喧嘩をしてブロックしては仲直りを試みる.....を繰り返しています。
先日も勃発した口論の末、LINEとインスタをブロックせざるを得ませんで。。
ここ最近、少し変だと感じる兆候があった。
少し異様なので、母の更年期がそれを引き起こしているのかと思っていた。
(現にそれが助長させている可能性は大いにある)
今年の8月、私は家族の住む海外に帰った。
私が日本に帰国して8年も帰っていないことと、私がストレス過多で退職したタイミングが重なったことで叶ったので、私の中でこの旅はリトリート/慰安のつもりだった。
私の帰る場所は一般的な実家とは違い、ステップファーザー、その母と私の母の3者が同居している家だ。

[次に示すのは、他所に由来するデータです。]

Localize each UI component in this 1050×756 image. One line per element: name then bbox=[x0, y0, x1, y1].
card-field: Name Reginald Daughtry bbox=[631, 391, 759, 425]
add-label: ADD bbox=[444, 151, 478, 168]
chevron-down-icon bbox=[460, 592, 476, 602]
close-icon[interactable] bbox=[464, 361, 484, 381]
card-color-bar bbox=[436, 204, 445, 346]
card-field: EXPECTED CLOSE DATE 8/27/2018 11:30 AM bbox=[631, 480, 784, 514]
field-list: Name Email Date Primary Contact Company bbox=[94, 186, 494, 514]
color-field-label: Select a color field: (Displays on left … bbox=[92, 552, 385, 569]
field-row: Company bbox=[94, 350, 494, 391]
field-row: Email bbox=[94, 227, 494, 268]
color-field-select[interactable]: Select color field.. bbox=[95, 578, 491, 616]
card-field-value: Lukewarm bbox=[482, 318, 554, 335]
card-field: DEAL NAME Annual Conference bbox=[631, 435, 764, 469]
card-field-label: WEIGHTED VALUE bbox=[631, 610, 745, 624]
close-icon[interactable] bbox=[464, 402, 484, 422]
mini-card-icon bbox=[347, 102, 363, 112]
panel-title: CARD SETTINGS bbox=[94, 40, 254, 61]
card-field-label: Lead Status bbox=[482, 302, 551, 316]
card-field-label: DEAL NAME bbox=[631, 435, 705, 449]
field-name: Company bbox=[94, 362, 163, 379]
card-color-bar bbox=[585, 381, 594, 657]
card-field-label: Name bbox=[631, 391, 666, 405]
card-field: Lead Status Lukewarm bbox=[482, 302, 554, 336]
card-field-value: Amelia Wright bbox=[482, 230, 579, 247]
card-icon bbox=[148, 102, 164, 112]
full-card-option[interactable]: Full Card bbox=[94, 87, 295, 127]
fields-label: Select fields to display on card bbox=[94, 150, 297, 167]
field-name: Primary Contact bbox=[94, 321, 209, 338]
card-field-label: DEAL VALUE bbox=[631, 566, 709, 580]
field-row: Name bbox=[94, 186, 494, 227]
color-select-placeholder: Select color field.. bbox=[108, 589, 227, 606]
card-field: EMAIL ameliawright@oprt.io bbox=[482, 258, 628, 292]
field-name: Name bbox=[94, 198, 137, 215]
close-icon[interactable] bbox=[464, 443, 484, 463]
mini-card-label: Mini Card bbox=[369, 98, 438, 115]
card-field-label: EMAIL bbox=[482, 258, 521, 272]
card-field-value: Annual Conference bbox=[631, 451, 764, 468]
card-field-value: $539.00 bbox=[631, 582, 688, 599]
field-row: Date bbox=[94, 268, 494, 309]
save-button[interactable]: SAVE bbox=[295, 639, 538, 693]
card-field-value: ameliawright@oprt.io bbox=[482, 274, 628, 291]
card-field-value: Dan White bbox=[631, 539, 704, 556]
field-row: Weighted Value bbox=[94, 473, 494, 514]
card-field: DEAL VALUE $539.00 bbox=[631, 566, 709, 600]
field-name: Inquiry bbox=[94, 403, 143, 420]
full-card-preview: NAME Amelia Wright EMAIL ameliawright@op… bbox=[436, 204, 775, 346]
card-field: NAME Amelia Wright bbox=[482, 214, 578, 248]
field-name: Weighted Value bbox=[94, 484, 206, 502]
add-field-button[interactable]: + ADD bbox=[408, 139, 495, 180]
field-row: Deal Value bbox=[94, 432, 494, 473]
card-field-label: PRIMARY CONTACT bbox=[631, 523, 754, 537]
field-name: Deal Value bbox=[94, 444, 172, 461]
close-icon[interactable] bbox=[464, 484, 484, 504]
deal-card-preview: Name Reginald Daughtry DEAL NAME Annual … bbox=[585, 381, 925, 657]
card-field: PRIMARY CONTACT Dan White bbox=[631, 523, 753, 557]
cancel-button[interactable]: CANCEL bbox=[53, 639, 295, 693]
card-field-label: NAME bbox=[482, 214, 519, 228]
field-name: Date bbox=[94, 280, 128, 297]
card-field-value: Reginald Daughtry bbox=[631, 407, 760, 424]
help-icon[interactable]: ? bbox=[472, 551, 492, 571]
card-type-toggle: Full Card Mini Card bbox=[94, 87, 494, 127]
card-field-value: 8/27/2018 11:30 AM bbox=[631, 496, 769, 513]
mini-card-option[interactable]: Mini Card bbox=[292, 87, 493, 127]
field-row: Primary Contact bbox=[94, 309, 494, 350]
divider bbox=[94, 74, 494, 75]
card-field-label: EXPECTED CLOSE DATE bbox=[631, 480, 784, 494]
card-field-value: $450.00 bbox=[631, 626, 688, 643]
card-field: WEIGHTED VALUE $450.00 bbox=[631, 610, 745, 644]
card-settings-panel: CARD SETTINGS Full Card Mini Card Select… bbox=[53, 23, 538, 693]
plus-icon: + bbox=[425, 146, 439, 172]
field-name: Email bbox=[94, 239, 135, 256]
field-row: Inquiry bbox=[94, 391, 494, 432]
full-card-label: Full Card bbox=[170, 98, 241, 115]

グランマ(義父の母)はおそらく認知症で、それもだいぶ進行しているのだが(なぜ医者に行かない/行けないのかは色々あってだな....)、話を聞いていたとはいえ、実際に1日中テレビの前で座り続け終いにはそこで眠りこけてしまう様子や、ベランダに出て異常なほど鳥が集まるまで餌を与える姿を目の当たりにするのは結構ショッキングだった。
そして、それら問題を解決できそうにない義父とグランマの関係性や、それまでにあった出来事や私の母の感情や想いなどが入り混じるこの空間に居るのは、あまり居心地のいいものではなかった。
さらに言うと、実はこのリトリート(笑)の最中に自分が糖尿病であるかもしれないことを発見し(実際1型だったのだが、退職し国保申請する前に旅立ったので医者に行けず)、そのモヤモヤを抱えながら食事の制限やコンディションに対する不安が募り、なかなかにストレスフルだった。
そんな状況下で、グランマの行動に対して母が私に【またやってる...】や【あーあ...】と言っているような目配せを送ってくることが多々あって、それが次第に嫌になった私は「それが馬鹿にしているようで気分が悪いので、グランマを助けないならやめた方がいい」と伝えたのだった。
これに対して母、大激怒。
助けたくても助けられない状況(例の彼ら間の確執)がある上で出来ることはしてきた。自分は馬鹿にしているのではなく、どうしようかね..つらいね... そういった思いの表情だった。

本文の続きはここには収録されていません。